One of the reasons for breast-feeding the same child for six years (and another for four) is because you defend yourself—lower the portcullis, close the gates. "Why should I stop doing what I think is right," says Jane, during one of our regular arguments, "if you're not … here?"
I answer the phone.
"I'm at the hospital," says Corinne, whispering, electronic beeping and metal-on-metal clanking in the background. "Kate's in intensive care."
"How is she?"
"I haven't been able to talk to her," says Corinne. "They've got her all drugged up. I'm looking at her through the window."
"Window?"
"I think you better get down here," says Corinne. "Maybe not right away. But … tomorrow?" Sugar-coating the difference between "Life as you know it is going to end tonight" versus "in the morning." Which actually does make me feel better, less urgently afraid, like there's still a chance that life and death will magically trade places. There's a reason why Corinne runs a makeup shop called Facade: She has a gift for putting the best-possible face on the worst-possible news—whether it's your looks or your sister on a ventilator.
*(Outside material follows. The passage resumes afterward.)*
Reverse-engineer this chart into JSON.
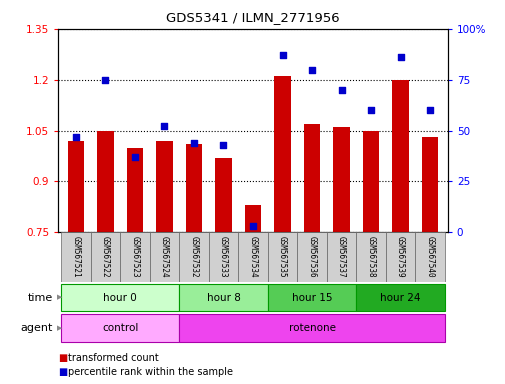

I put the phone away, tell Jane what's happening, and stare at the road, picturing my suitcase in the trunk. I've just returned from a business trip. We're halfway to Albany. I could keep driving to the airport, buy my ticket on the way, be at Kate's bedside in a few hours. But this feels too … easy. Like God is trying to get me on the next plane out to kill me.
I should drive home, like a normal guy who thinks God is trying to kill him—someone who doesn't have his clothes with him and therefore has to go home to pack.
I'm not a normal guy. I'm a guy with a wife who, faced with two starving boys old enough to help their father build a tree fort, would rather breast-feed them than let them eat a cheeseburger. I need to get out of here. Even if it means I'm going to die today. The good news is, I won't die of hunger. They serve burgers at the airport.